Lo invité a mi casa, pero no tuve tiempo para prepararme. Me entretuve, aparentemente. Estaba en bata, con una montaña de patatas por pelar sobre la mesa.
Y de repente, suena el timbre. Él ha llegado. No podía dejarlo en el rellano. Tuve que abrir la puerta así, en ese atuendo. Además, era la primera vez que venía. Un poco incómodo, claro. Me puse a gesticular, lo invité a pasar al salón mientras yo me cambiaba en el baño. Salí después de cinco minutos y él ya no estaba. Qué cosa más rara. ¿Se habrá ido?
Asomé la cabeza en la cocina, y allí estaba él, pelando patatas. Con la cabeza inclinada, concentrado. Me quedé un momento observando, conmovida por el gesto tan tierno. Sentí algo suave en el alma. Era una persona agradable, sin duda. Y todo en él era armónico: pantalones y jersey perfectamente combinados, calcetines nuevos, se notaba enseguida. Peinado impecable, y un suave aroma de un elegante perfume masculino.
Después de una cena ligera, decidimos salir a dar un paseo. Nos empujábamos juguetonamente en el estrecho recibidor y nos reíamos. Luego, con un gesto como de nobleza, me ayudó a ponerme el abrigo, como si fuera una princesa. Es agradable sentirse el centro de atención, como algo frágil y valioso que hay que cuidar.
Paseamos por la calle. En las pequeñas pendientes y desniveles, me sostenía delicadamente del brazo. Abría la puerta y se hacía a un lado cortesmente —adelante, por favor.
Por el camino nos encontramos con un quiosco de flores. Me llevó de la mano hacia él y le dijo al vendedor: “Todo lo que la dama desee”. Por modestia, pedí una gran rosa roja.
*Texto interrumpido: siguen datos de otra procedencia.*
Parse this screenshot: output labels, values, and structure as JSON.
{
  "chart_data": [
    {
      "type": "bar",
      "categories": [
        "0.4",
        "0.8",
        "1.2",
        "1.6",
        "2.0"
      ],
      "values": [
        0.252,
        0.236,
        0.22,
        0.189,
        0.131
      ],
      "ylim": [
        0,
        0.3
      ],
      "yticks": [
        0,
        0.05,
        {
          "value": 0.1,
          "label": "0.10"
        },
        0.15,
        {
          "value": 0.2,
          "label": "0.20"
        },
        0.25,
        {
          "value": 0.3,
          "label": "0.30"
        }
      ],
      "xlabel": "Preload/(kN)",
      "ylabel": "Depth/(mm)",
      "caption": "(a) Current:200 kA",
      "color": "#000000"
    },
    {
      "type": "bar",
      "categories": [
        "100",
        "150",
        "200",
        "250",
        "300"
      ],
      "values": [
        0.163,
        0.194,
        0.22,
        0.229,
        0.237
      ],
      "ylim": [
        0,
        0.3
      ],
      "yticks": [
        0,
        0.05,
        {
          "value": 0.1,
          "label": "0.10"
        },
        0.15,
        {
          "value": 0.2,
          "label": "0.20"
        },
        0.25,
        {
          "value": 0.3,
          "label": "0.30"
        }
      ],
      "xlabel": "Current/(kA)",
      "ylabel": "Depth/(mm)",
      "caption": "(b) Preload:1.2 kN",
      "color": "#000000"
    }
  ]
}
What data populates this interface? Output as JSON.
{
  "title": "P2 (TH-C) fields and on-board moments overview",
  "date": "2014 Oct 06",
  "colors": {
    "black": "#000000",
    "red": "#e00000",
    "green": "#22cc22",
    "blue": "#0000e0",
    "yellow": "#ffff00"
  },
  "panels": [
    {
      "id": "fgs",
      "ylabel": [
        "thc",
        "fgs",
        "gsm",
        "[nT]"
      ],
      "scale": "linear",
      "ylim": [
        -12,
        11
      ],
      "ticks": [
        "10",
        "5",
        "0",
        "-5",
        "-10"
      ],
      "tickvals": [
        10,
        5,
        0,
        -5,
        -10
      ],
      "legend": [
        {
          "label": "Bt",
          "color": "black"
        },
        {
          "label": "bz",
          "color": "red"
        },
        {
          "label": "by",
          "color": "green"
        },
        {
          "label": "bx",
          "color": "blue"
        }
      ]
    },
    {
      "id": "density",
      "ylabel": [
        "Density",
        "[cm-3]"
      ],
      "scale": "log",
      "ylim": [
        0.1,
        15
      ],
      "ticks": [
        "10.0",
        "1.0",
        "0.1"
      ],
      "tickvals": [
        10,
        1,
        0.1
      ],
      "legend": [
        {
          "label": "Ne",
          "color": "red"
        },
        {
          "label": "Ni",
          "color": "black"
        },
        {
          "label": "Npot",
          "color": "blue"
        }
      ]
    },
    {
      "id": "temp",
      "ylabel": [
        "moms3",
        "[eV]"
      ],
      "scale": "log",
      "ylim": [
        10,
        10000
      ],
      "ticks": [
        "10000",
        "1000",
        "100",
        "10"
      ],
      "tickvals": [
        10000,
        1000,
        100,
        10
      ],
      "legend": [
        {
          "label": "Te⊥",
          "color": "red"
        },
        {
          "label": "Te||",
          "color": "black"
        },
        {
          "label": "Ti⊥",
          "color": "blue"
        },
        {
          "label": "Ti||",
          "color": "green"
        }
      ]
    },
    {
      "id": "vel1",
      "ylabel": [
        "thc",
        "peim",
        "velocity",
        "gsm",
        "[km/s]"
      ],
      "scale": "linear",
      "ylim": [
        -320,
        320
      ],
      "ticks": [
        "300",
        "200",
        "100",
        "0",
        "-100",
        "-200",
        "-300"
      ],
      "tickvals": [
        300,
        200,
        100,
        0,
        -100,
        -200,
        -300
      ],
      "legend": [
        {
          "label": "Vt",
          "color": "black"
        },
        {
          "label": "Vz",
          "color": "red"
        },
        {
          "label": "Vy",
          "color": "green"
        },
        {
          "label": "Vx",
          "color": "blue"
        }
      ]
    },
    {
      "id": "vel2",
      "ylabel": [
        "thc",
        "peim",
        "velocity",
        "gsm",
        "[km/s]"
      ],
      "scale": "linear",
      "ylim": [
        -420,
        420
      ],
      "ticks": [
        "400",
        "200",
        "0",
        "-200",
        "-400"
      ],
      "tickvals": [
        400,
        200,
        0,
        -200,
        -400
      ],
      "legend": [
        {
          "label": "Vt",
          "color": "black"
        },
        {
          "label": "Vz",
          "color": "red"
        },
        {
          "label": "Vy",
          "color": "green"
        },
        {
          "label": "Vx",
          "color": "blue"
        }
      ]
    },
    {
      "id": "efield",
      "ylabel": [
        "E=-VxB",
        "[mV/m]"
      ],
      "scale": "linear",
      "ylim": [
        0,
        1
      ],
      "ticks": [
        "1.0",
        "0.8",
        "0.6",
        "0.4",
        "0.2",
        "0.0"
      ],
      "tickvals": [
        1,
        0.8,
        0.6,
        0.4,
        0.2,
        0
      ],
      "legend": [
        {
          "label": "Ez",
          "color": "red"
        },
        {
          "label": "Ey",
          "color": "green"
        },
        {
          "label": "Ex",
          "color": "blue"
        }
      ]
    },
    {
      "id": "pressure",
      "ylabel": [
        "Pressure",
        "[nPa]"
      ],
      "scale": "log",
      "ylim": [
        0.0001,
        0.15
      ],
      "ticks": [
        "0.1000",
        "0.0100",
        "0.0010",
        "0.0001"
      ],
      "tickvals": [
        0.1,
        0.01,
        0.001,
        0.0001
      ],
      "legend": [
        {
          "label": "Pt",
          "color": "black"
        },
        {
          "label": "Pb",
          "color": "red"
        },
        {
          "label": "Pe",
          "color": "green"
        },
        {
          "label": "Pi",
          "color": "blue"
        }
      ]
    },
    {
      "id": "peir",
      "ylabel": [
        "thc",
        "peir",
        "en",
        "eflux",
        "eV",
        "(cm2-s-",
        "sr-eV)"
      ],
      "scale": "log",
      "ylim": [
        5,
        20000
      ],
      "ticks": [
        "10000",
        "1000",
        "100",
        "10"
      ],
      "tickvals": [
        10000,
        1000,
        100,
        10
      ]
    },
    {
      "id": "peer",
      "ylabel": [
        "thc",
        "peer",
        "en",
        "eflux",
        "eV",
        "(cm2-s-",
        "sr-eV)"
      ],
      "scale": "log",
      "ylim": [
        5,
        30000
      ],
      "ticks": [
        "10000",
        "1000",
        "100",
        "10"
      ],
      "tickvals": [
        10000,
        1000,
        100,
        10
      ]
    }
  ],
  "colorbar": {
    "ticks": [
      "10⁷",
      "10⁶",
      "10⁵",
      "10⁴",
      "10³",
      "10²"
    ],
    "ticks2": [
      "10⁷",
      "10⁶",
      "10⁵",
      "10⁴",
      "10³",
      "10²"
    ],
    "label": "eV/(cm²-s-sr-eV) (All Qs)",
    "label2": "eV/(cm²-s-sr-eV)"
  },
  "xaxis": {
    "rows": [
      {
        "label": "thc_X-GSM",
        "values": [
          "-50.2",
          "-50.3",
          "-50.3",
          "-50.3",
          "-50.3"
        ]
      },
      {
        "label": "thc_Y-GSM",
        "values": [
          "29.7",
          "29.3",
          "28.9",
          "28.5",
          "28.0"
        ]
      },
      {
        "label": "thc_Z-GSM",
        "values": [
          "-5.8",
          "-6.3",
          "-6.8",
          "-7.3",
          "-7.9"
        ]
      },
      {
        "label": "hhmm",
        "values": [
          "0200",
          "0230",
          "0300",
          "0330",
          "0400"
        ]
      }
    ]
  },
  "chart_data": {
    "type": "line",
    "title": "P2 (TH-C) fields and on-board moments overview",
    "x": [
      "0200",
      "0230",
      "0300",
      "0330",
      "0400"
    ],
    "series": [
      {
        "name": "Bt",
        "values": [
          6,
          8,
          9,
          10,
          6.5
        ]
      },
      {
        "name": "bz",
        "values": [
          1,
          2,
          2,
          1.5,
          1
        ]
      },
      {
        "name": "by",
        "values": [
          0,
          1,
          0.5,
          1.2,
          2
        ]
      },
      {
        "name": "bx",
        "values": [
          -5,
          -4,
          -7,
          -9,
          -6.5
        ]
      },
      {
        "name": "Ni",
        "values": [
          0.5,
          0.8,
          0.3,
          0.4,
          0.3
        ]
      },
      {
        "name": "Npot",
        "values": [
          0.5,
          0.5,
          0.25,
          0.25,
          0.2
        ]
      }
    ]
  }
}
Él sonrió irónicamente, sacudió la cabeza, y al cabo de un minuto me entregó un ramo de una decena de flores frescas y firmes.
Necesitábamos comprar una botella de vino, un pequeño pastel y frutas. En la tienda, no imponía su opinión, ni daba consejos. Se mantenía un poco al margen, como si fuera el paje de una reina. Increíble, hombres educados aún existen. ¿Quién lo hubiera imaginado?
Por la noche, me sentía feliz. Algo extraordinariamente alegre cayó sobre mí, envolviéndome en ternura, y el corazón latía con un crujido cristalino. Un caballero raro, como sacado de las páginas de una novela clásica. A veces surgía una inquietud: ¿será real? ¿O solo una ilusión?
Con un movimiento elegante, me hizo girar, miró alegremente mis ojos, y me sentó en el sofá. Con un fuerte y ágil movimiento, colocó la mesa. Trajo el vino de la cocina. Sorprendente intuición: sin preguntar, adivinó dónde estaban las copas.
Las copas brillan, las frutas sonríen, las velas arden. Un caballero galante a mi lado. ¿Qué más podría necesitar? Nada más. Es la cúspide, el triunfo de la felicidad, lo que una mujer puede desear.
Sonó su teléfono. Frunció un poco el ceño y mencionó que era su madre. Salió al pasillo con expresión molesta.
Siguiendo mi instinto femenino, lo seguí sin ser vista.
—Sí, mamá, claro, mamá.
Y de repente, en un tono brusco: «¡Qué harta me tienes! ¡Vete al diablo!» Y lo dejó claro.
Dios mío, fue aterrador. ¿Será un sádico, tendrá algún problema psicológico? ¿Qué hacer?
Regresó con una encantadora sonrisa, como si nada hubiera pasado. Fingí estar disgustada. Le dije que el marido de una amiga estaba en un mal momento. Ella, pobre, no tenía adónde ir con su hijo. Llegarían en media hora. Mirándolo suplicante: «¿Podemos seguir con nuestra celebración mañana? Me he puesto triste».
Se fue. No dormí en toda la noche. El corazón estaba inquieto con un sentimiento inexplicable. Por la mañana le escribí un mensaje: «Lo siento, pero no me gustas. Sin más explicaciones».